Still, the analysts report that Vodacom’s revenue from voice was “surprisingly resilient”, posting a 1.5 per cent growth, but growth in data revenues slowed significantly, posting a 10 per cent year-on-year growth compared to 18 per cent last quarter.

The company would do well to boost its non-South Africa businesses — last month, investment analysts Investec Asset Management advised Vodacom it should accelerate its African expansion if it is to narrow the gap with MTN, which has capitalised on Vodacom’s sluggishness to build a business three times larger.

MTN has 173 million users across 21 countries in Africa and the Middle East since the company began in 1994.

In contrast, Vodacom, started that same year, has only managed to enlist 50 million subscribers, 60 per cent of whom are in South Africa with the rest in Tanzania, Lesotho, Democratic Republic of Congo and Mozambique.

Vodacom has not entered a new market since it started operating in Mozambique in 2003. But rival MTN bought out Lebanese group Investcom in 2006 for $5.5 billion to gain customers in Sudan, Guinea, Benin, Guinea Bissau, as well as Afghanistan, Syria and Yemen—making it the largest mobile operator in Africa and the Middle East.

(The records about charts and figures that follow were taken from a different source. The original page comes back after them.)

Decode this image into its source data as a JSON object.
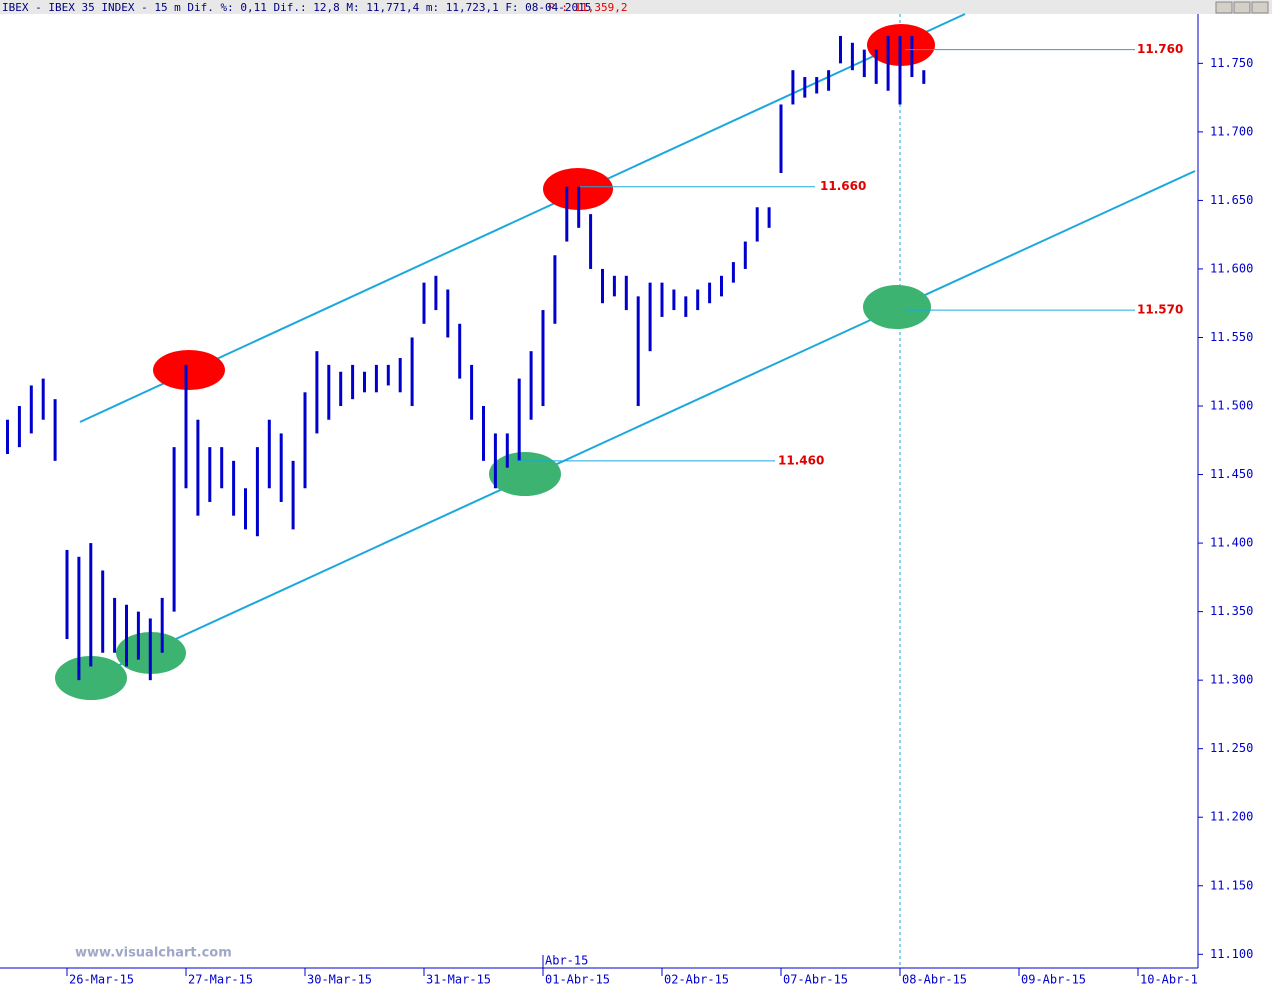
{
  "chart_data": {
    "type": "hilo",
    "title": "IBEX - IBEX 35 INDEX -  15 m Dif. %: 0,11 Dif.: 12,8 M: 11,771,4 m: 11,723,1 F: 08-04-2015",
    "subtitle": "P : 11,359,2",
    "watermark": "www.visualchart.com",
    "month_label": "Abr-15",
    "color": "#0000cc",
    "categories": [
      null,
      null,
      null,
      null,
      null,
      "26-Mar-15",
      null,
      null,
      null,
      null,
      null,
      null,
      null,
      null,
      null,
      "27-Mar-15",
      null,
      null,
      null,
      null,
      null,
      null,
      null,
      null,
      null,
      "30-Mar-15",
      null,
      null,
      null,
      null,
      null,
      null,
      null,
      null,
      null,
      "31-Mar-15",
      null,
      null,
      null,
      null,
      null,
      null,
      null,
      null,
      null,
      "01-Abr-15",
      null,
      null,
      null,
      null,
      null,
      null,
      null,
      null,
      null,
      "02-Abr-15",
      null,
      null,
      null,
      null,
      null,
      null,
      null,
      null,
      null,
      "07-Abr-15",
      null,
      null,
      null,
      null,
      null,
      null,
      null,
      null,
      null,
      "08-Abr-15",
      null,
      null,
      null,
      null,
      null,
      null,
      null,
      null,
      null,
      "09-Abr-15",
      null,
      null,
      null,
      null,
      null,
      null,
      null,
      null,
      null,
      "10-Abr-1",
      null,
      null,
      null,
      null
    ],
    "lows": [
      11465,
      11470,
      11480,
      11490,
      11460,
      11330,
      11300,
      11310,
      11320,
      11320,
      11310,
      11315,
      11300,
      11320,
      11350,
      11440,
      11420,
      11430,
      11440,
      11420,
      11410,
      11405,
      11440,
      11430,
      11410,
      11440,
      11480,
      11490,
      11500,
      11505,
      11510,
      11510,
      11515,
      11510,
      11500,
      11560,
      11570,
      11550,
      11520,
      11490,
      11460,
      11440,
      11455,
      11460,
      11490,
      11500,
      11560,
      11620,
      11630,
      11600,
      11575,
      11580,
      11570,
      11500,
      11540,
      11565,
      11570,
      11565,
      11570,
      11575,
      11580,
      11590,
      11600,
      11620,
      11630,
      11670,
      11720,
      11725,
      11728,
      11730,
      11750,
      11745,
      11740,
      11735,
      11730,
      11720,
      11740,
      11735,
      null,
      null,
      null,
      null,
      null,
      null,
      null,
      null,
      null,
      null,
      null,
      null,
      null,
      null,
      null,
      null,
      null,
      null,
      null,
      null,
      null,
      null
    ],
    "highs": [
      11490,
      11500,
      11515,
      11520,
      11505,
      11395,
      11390,
      11400,
      11380,
      11360,
      11355,
      11350,
      11345,
      11360,
      11470,
      11530,
      11490,
      11470,
      11470,
      11460,
      11440,
      11470,
      11490,
      11480,
      11460,
      11510,
      11540,
      11530,
      11525,
      11530,
      11525,
      11530,
      11530,
      11535,
      11550,
      11590,
      11595,
      11585,
      11560,
      11530,
      11500,
      11480,
      11480,
      11520,
      11540,
      11570,
      11610,
      11660,
      11660,
      11640,
      11600,
      11595,
      11595,
      11580,
      11590,
      11590,
      11585,
      11580,
      11585,
      11590,
      11595,
      11605,
      11620,
      11645,
      11645,
      11720,
      11745,
      11740,
      11740,
      11745,
      11770,
      11765,
      11760,
      11760,
      11770,
      11770,
      11770,
      11745,
      null,
      null,
      null,
      null,
      null,
      null,
      null,
      null,
      null,
      null,
      null,
      null,
      null,
      null,
      null,
      null,
      null,
      null,
      null,
      null,
      null,
      null
    ],
    "ylim": [
      11090,
      11786
    ],
    "yticks": [
      {
        "value": 11100,
        "label": "11.100"
      },
      {
        "value": 11150,
        "label": "11.150"
      },
      {
        "value": 11200,
        "label": "11.200"
      },
      {
        "value": 11250,
        "label": "11.250"
      },
      {
        "value": 11300,
        "label": "11.300"
      },
      {
        "value": 11350,
        "label": "11.350"
      },
      {
        "value": 11400,
        "label": "11.400"
      },
      {
        "value": 11450,
        "label": "11.450"
      },
      {
        "value": 11500,
        "label": "11.500"
      },
      {
        "value": 11550,
        "label": "11.550"
      },
      {
        "value": 11600,
        "label": "11.600"
      },
      {
        "value": 11650,
        "label": "11.650"
      },
      {
        "value": 11700,
        "label": "11.700"
      },
      {
        "value": 11750,
        "label": "11.750"
      }
    ],
    "levels": [
      {
        "value": 11760,
        "label": "11.760"
      },
      {
        "value": 11660,
        "label": "11.660"
      },
      {
        "value": 11570,
        "label": "11.570"
      },
      {
        "value": 11460,
        "label": "11.460"
      }
    ]
  }
}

Other companies which present a formidable challenge to Vodacom in its Africa-wide market include Bharti Airtel, which in 2010 bought the African assets of Zain, Kuwait’s largest mobile phone operator, giving the New Delhi-based company operations in 16 African countries with 50 million subscribers, according to its website.

France Telecom, too, is a company that has been looking to expand its market share. Its Orange brand has operations in 18 African countries with an estimated 66 million users, though nearly half — 32.9 million — are in Egypt alone, according to the company’s website.